Working on landslide-dammed lakes in Argentina with Manfred Strecker, the idea to model the climate conditions about 30,000 years ago in the Cafayate basin in NW Argentina came from physicist and colleague Kirk Haselton. He suggest to use the Mathematica code of Lenters and Cook (1999) as a starting point for our model. Bodo Bookhagen, coadvised by Kirk Haselton and myself as a diploma student, translated the Mathematica code to MATLAB and started to model the environmental conditions when numerous large landeslides occurred in the NW Argentine Andes. I revised the model several times, before it was used by other diploma and doctoral students, such as Andreas Bergner, Miriam Dühnforth, Annett Junginger and Sven Borchardt.
The latest version is available for download and uses example parameters of a basin in East Africa.

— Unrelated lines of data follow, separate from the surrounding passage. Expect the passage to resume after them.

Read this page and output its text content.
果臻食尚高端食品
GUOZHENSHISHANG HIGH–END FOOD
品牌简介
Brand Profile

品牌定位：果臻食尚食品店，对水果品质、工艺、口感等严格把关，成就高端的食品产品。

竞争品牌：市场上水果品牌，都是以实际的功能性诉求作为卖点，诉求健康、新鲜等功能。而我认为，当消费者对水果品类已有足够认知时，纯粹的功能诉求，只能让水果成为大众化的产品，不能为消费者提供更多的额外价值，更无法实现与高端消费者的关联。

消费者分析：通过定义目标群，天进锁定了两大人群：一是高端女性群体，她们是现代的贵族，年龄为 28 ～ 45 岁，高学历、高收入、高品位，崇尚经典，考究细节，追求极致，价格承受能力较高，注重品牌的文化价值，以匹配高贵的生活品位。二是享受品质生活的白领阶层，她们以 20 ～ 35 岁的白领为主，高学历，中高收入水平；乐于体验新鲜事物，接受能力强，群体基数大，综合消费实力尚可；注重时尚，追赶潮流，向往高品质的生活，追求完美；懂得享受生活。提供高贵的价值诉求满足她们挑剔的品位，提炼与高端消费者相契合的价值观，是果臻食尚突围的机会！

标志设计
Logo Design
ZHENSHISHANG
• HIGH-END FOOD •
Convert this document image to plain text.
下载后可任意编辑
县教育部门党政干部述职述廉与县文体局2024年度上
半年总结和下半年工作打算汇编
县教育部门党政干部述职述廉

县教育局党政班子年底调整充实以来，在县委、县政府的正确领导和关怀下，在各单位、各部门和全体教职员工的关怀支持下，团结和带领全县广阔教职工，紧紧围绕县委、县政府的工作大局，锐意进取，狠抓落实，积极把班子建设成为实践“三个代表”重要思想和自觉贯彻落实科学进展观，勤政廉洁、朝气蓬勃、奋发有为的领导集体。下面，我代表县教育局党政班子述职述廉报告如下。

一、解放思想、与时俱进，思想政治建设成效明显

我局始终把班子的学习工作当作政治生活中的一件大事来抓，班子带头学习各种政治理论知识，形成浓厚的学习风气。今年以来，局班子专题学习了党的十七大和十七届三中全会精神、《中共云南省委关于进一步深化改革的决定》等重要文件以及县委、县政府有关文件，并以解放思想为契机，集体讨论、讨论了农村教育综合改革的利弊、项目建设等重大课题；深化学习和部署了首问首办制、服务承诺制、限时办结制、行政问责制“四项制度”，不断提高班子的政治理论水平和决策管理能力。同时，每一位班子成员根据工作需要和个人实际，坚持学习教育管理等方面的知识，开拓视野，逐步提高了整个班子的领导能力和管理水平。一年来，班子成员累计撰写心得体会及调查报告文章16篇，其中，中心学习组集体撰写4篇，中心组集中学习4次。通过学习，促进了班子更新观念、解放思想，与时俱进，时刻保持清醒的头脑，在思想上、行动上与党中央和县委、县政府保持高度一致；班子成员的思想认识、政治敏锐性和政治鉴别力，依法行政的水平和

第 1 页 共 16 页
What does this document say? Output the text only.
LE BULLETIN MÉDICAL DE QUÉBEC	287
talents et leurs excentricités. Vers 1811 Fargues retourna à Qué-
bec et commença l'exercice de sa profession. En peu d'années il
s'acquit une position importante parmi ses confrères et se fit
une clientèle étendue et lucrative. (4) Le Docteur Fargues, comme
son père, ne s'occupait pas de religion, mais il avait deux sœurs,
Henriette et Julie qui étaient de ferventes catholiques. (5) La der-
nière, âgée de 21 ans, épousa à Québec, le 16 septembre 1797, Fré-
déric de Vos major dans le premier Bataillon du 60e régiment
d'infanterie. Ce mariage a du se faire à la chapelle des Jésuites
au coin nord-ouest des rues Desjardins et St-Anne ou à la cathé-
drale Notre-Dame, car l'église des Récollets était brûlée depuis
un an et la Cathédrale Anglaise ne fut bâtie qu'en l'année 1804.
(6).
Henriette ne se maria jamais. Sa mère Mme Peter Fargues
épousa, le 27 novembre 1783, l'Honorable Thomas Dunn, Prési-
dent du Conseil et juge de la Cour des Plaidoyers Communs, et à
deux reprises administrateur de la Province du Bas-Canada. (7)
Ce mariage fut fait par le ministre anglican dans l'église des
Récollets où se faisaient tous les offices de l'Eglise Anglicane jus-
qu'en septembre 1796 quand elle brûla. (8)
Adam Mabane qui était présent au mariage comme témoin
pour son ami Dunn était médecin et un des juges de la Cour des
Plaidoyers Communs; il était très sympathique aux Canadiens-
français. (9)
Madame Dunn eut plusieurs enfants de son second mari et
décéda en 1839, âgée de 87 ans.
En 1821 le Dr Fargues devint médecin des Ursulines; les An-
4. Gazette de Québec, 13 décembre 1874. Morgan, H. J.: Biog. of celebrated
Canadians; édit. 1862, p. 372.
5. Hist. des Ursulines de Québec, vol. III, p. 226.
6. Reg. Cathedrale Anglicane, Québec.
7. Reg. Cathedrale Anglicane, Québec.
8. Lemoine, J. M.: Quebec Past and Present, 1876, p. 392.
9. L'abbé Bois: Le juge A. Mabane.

Please cite Bookhagen et al. (2001) and Lenters and Cook (1999) as the reference if you wish to use the model and the code for your own work. The paper contains a detailed description of the theoretical background and the equations used by the model. No representations are made about the suitability of this code for any purpose. It is provided as is without express or implied warranty.
Bergner, A.G.N., Trauth, M.H., Bookhagen, B. (2003) Paleoprecipitation estimates for the Lake Naivasha basin (Kenya) during the last 175 k.y. using a lake-balance model. Global and Planetary Change, 36/1-2, 117-135.
Bookhagen, B., Haselton, K.R., Trauth, M.H. (2001) Hydrological modelling of a Pleistocene landslide-dammed lake in the Santa Maria Basin, NW Argentina. Palaeogeography Palaeoclimatology Palaeoecology, 169, 113-127.
Borchardt, S., Trauth, M.H. (2012) Remotely-sensed evapotranspiration estimates for an improved hydrological modeling of the early Holocene mega-lake Suguta, northern Kenya Rift. Palaeogeography, Palaeoclimatology, Palaeoecology, 361-362, 14-20.
Dühnforth, M., Bergner, A.G.N., Trauth, M.H. (2006) The hydrological budget of the Nakuru-Elmenteita basin, Central Kenya Rift, during the Early Holocene wet period. Journal of Paleolimnology, 36, 281-294.
Junginger, A., Trauth, M.H. (2013) Hydrological constraints of paleo-Lake Suguta in the Northern Kenya Rift during the African Humid Period (15 – 5 ka BP). Global and Planetary Change, 111, 174–188.
Lenters, J.D., Cook, K.H. (1999) Summertime precipitation variability over South America: role of the large-scale circulation. Monthly Weather Review 127, 409-431.